The multi-use development planned at Brookridge Golf and Fitness inched forward this week as the Overland Park Planning Commission ruled it conformed to the city’s comprehensive plan.
With only minimal discussion, the commission took the incremental step the city had asked for so that another round of discussion on the financing package can take place.
Council members have been divided on previous financing plans that have included tax increment financing and a special sales tax district to help with development costs on the $2 billion project. But at a recent council committee meeting, some members who were against it voted to send it forward strictly so the developer and the public could have a say about it when it comes before the full council in a few weeks.
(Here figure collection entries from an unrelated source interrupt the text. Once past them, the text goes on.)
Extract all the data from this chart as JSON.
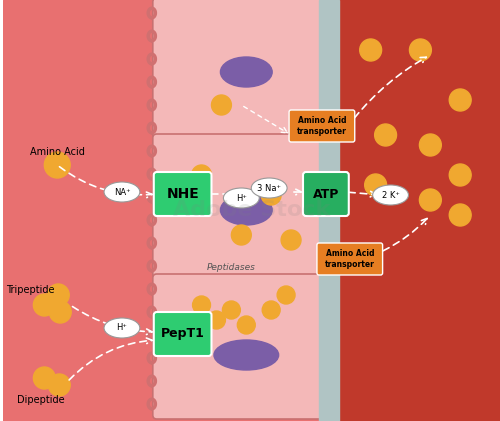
{
  "bg_left_color": "#e87070",
  "bg_right_color": "#c0392b",
  "cell_color": "#f4b8b8",
  "cell_border_color": "#c87070",
  "brush_border_color": "#c87070",
  "cell_wall_color": "#b0c4c4",
  "nucleus_color": "#7b5ea7",
  "amino_acid_color": "#f0a830",
  "nhe_color": "#2ecc71",
  "pept1_color": "#2ecc71",
  "atp_color": "#27ae60",
  "transporter_color": "#e67e22",
  "label_nhe": "NHE",
  "label_pept1": "PepT1",
  "label_atp": "ATP",
  "label_na": "NA⁺",
  "label_h": "H⁺",
  "label_3na": "3 Na⁺",
  "label_2k": "2 K⁺",
  "label_amino_acid": "Amino Acid",
  "label_tripeptide": "Tripeptide",
  "label_dipeptide": "Dipeptide",
  "label_peptidases": "Peptidases",
  "label_amino_transporter": "Amino Acid\ntransporter",
  "white": "#ffffff",
  "black": "#111111",
  "dashed_color": "#ffffff"
}
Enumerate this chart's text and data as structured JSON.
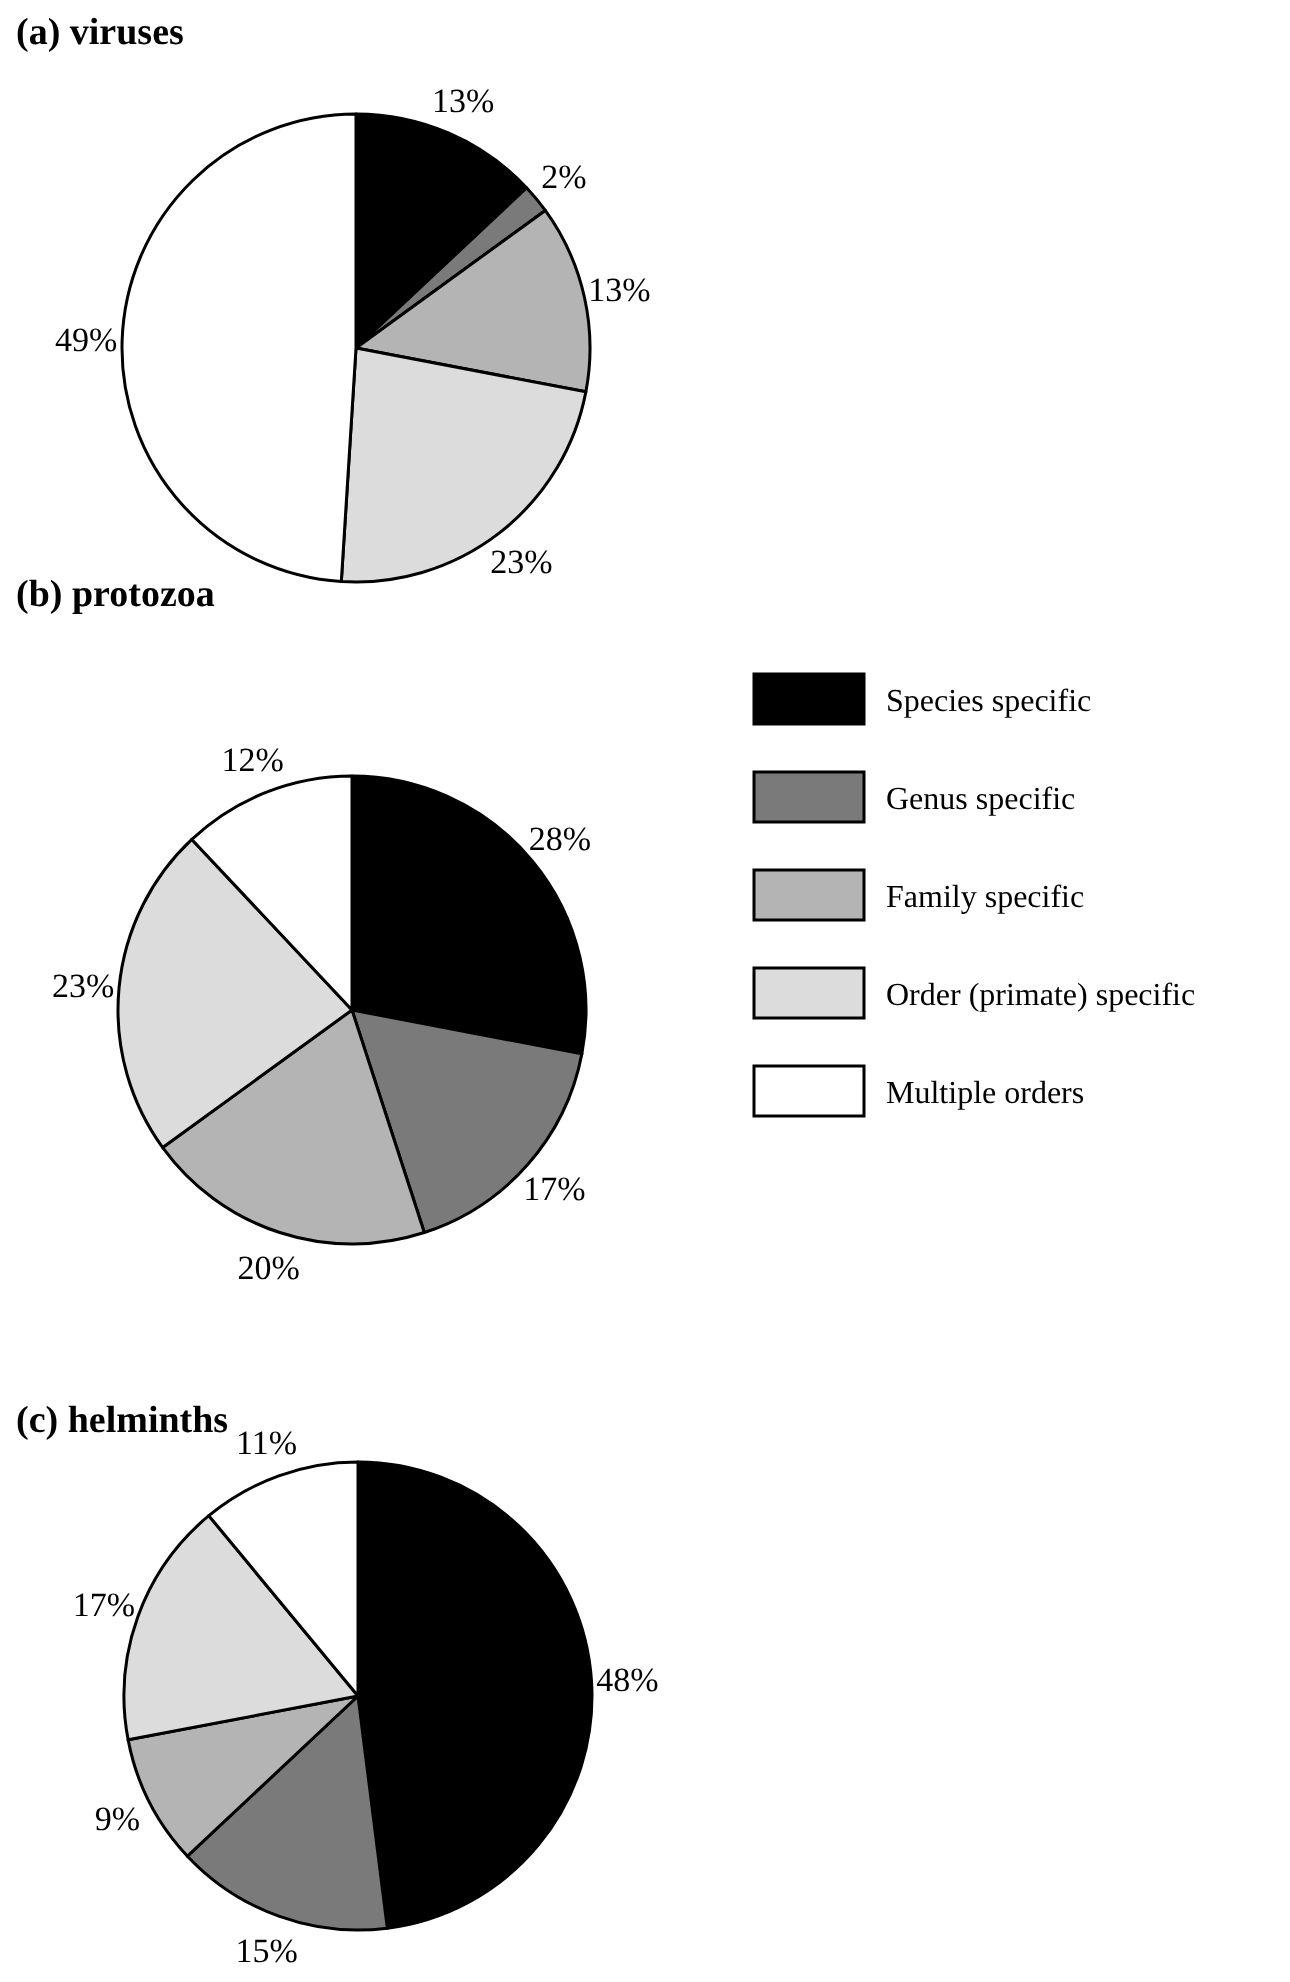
{
  "chart_data": [
    {
      "type": "pie",
      "title": "(a) viruses",
      "categories": [
        null,
        null,
        null,
        null,
        null
      ],
      "values": [
        13,
        2,
        13,
        23,
        49
      ],
      "value_labels": [
        "13%",
        "2%",
        "13%",
        "23%",
        "49%"
      ],
      "colors": [
        "#000000",
        "#7a7a7a",
        "#b4b4b4",
        "#dcdcdc",
        "#ffffff"
      ]
    },
    {
      "type": "pie",
      "title": "(b) protozoa",
      "categories": [
        "Species specific",
        "Genus specific",
        "Family specific",
        "Order (primate) specific",
        "Multiple orders"
      ],
      "values": [
        28,
        17,
        20,
        23,
        12
      ],
      "value_labels": [
        "28%",
        "17%",
        "20%",
        "23%",
        "12%"
      ],
      "colors": [
        "#000000",
        "#7a7a7a",
        "#b4b4b4",
        "#dcdcdc",
        "#ffffff"
      ],
      "legend": "right"
    },
    {
      "type": "pie",
      "title": "(c) helminths",
      "categories": [
        null,
        null,
        null,
        null,
        null
      ],
      "values": [
        48,
        15,
        9,
        17,
        11
      ],
      "value_labels": [
        "48%",
        "15%",
        "9%",
        "17%",
        "11%"
      ],
      "colors": [
        "#000000",
        "#7a7a7a",
        "#b4b4b4",
        "#dcdcdc",
        "#ffffff"
      ]
    }
  ]
}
The planning commission looked at two sectors of the development at the southeast corner of Antioch Road and 103rd Street. The first area would include golf course property and 14 buildings with a mix of retail, residential, office and restaurant. That project area would cost $591.8 million to build, with a maximum tax increment financing reimbursement of $90.15 million. The second, just south of that, would have six buildings and would cost $598 million with a $68.4 million TIF maximum.
Flood issues still of concern to some residents
Except for a few technical questions about flood control along Indian Creek, there was no discussion and the ruling was approved unanimously.
Neighbors have staunchly opposed the project and at least three were in the commission chambers. Among their concerns has been the potential impact on flooding of the creek. Although there was no public hearing on the Brookridge items, two neighbors referenced Brookridge during comments during the next item on the agenda, which was about the city’s unified development ordinance.
Charlotte O’Hara, a frequent speaker against the project and former candidate for Overland Park mayor, said the commission should look carefully at its flood plain rules.
“We all know there are serious, serious flooding issues along Indian Creek,” she said. “You are in the process of approving plans to allow fill and buildings built within an existing flood plain.”
“We are giving public subsidies to developers that could increase flooding,” she said.
Steve Glentzer specified the Brookridge development in his remarks about the flood plain, but was told comments were supposed to be focused on the ordinance instead of the development. “You need to enforce it and make it stricter,” he said of the ordinance. “(This) should have been brought up before you voted on Brookridge.”
Brookridge developer Chris Curtin will continue discussions with the city over specifics of the plan before it can be brought to the council. No date has been set yet for that.